大学のキャリアセンターに相談し、就活の戦略を見直すことが具体的な行動として最も効果的です。エントリーシートの添削、面接のロールプレイ、志望企業の再検討など、プロの視点で改善点を見つけてもらいましょう。自分では気づかない課題を、アドバイザーは短時間で特定してくれます。「話し方が長い」「志望動機が弱い」「自己PRに具体性がない」など、ピンポイントな指摘が内定への突破口になることが多いです。

同じ状況の仲間とつながることも精神的な支えになります。大学内の就活支援グループ、就活イベントで知り合った人、高校時代の友人など、一緒に頑張れる仲間がいるだけで孤独感は大きく軽減します。面接練習を一緒にやる相手がいると、モチベーションの維持にもつながります。
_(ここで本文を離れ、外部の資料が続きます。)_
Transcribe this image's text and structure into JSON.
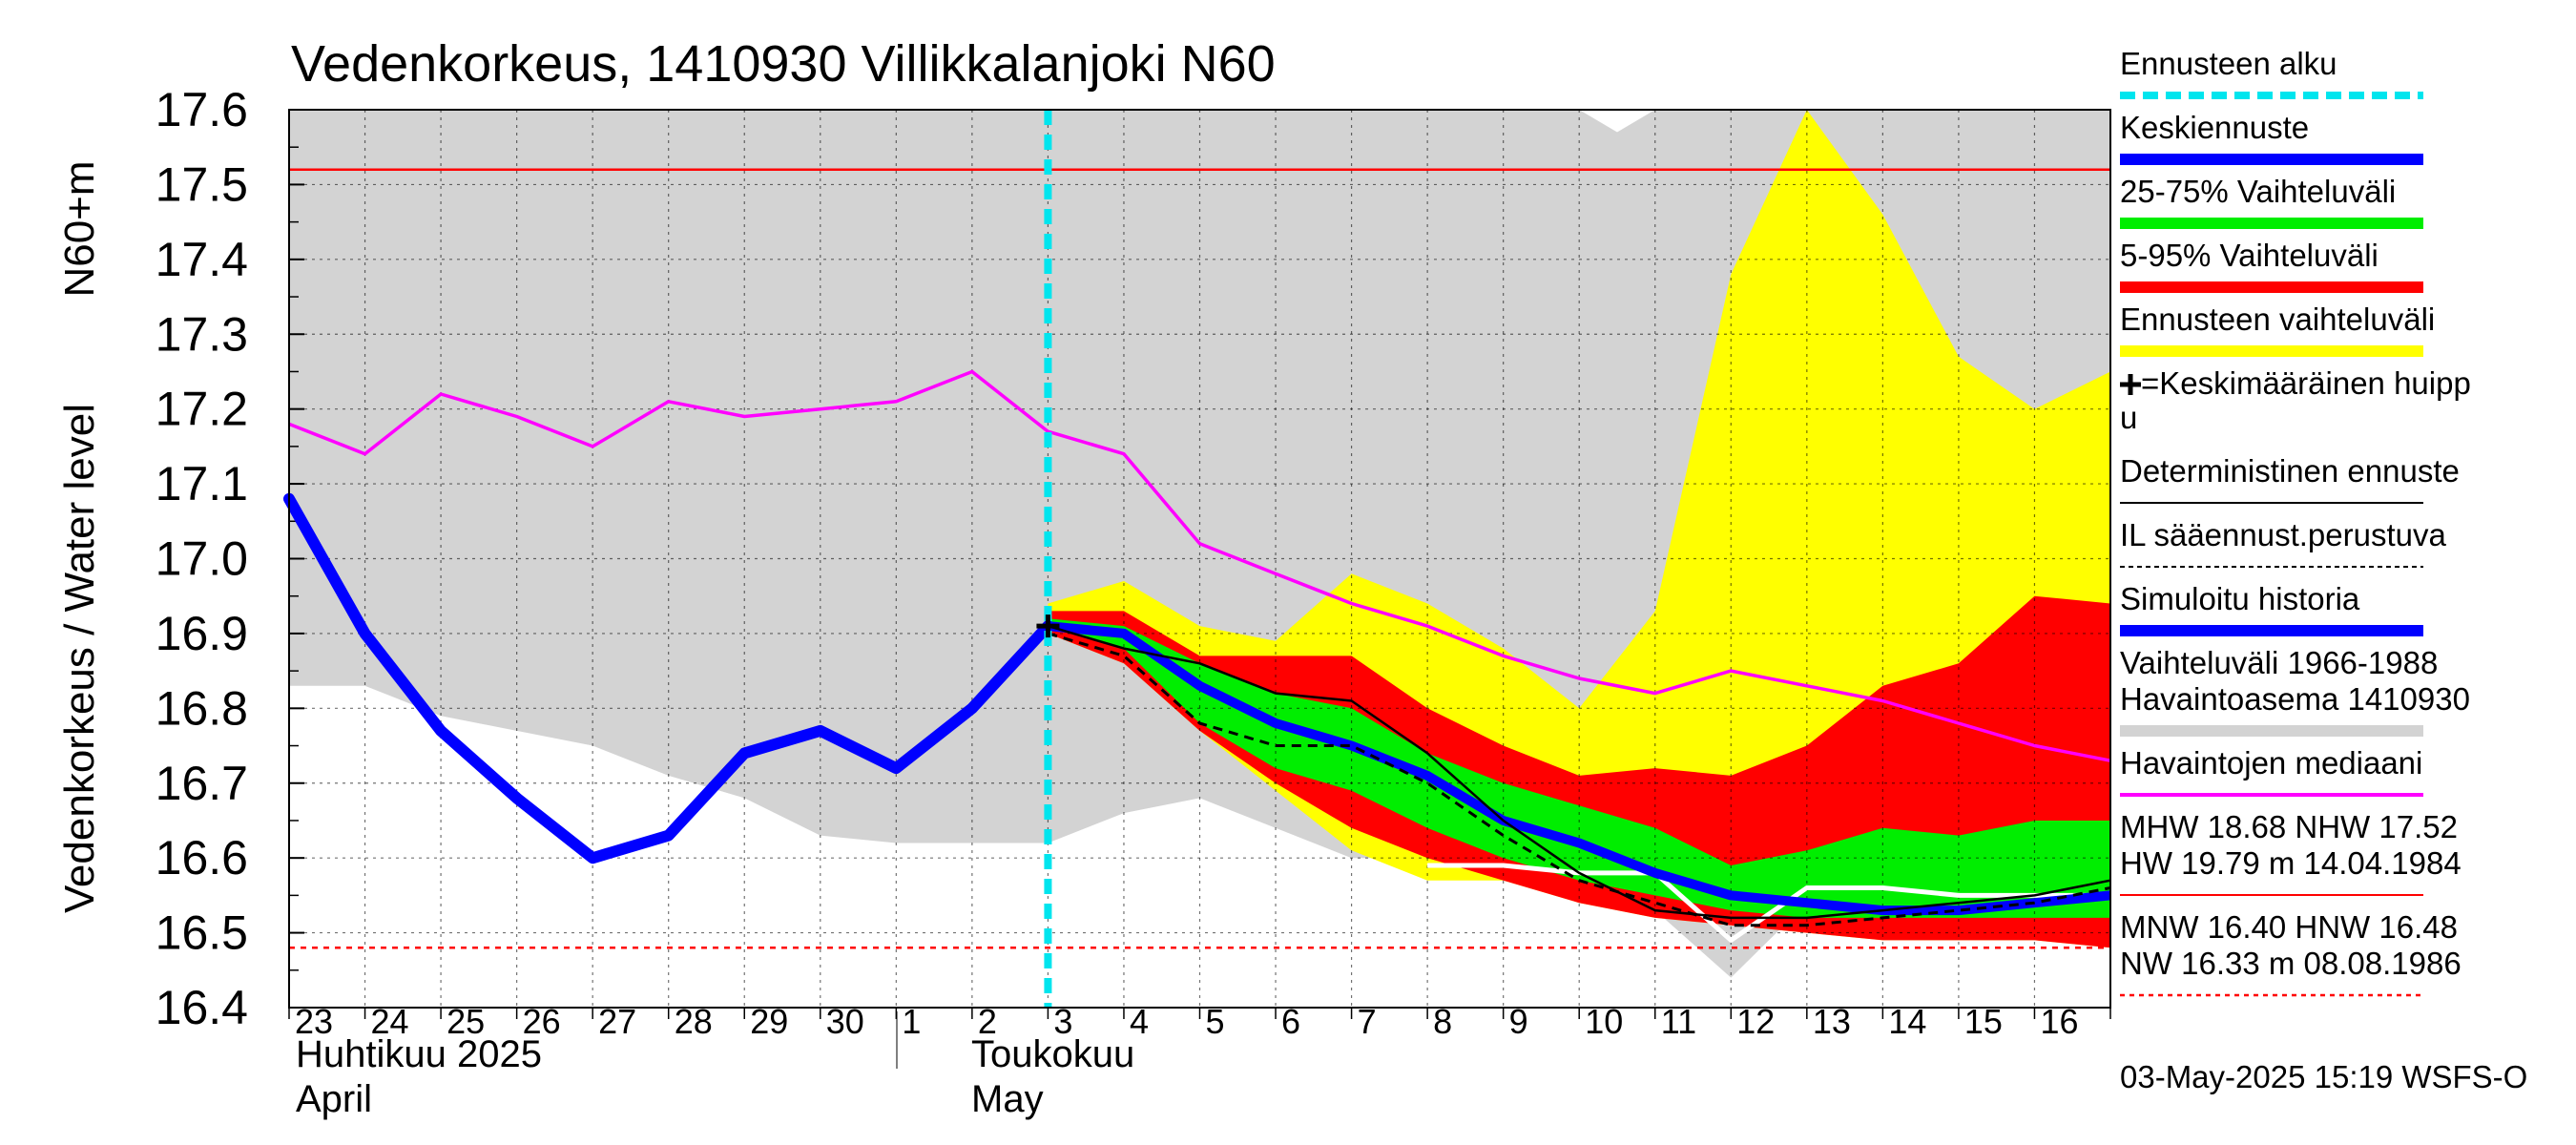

心身の不調が続く場合は、大学の保健センターや学生相談室を利用することを強くおすすめします。不眠が2週間以上続いている、食欲が著しく落ちている、何に対しても意欲が湧かない、涙が止まらないといった症状がある場合は、就活の問題だけでなく心身の健康に関わる問題の可能性があります。保健センターには就活の悩みに対応できるカウンセラーが在籍しており、無料で相談できます。早めに相談することが、回復への最短ルートです。

ありがちな誤解

「6月で内定がないのは遅すぎる」という認識は事実に反します。多くの企業が夏以降も採用活動を続けており、秋採用や通年採用も増えています。特に中小企業やベンチャー企業は年間を通じて採用を行っています。6月に内定がなくても、まだ十分なチャンスがあります。

「周りが内定をもらっているのに自分だけ取れないのは能力が低いから」という考えは誤りです。内定の有無は能力だけで決まるものではなく、志望業界の選考時期、企業との相性、面接官との巡り合わせなど、さまざまな要因が絡んでいます。自分の価値を就活の結果だけで測らないでください。

まとめ

周囲の内定報告に焦りを感じるのは自然なことですが、他人のペースに引きずられて判断を誤らないようにしましょう。SNSの閲覧を控え、キャリアセンターで戦略を見直し、自分のペースで就活を続けることが大切です。心身の不調が続く場合は、大学の保健センターや学生相談室に相談してください。内定の時期は人それぞれであり、焦らず自分の道を進むことが結果的に満足のいく就職につながります。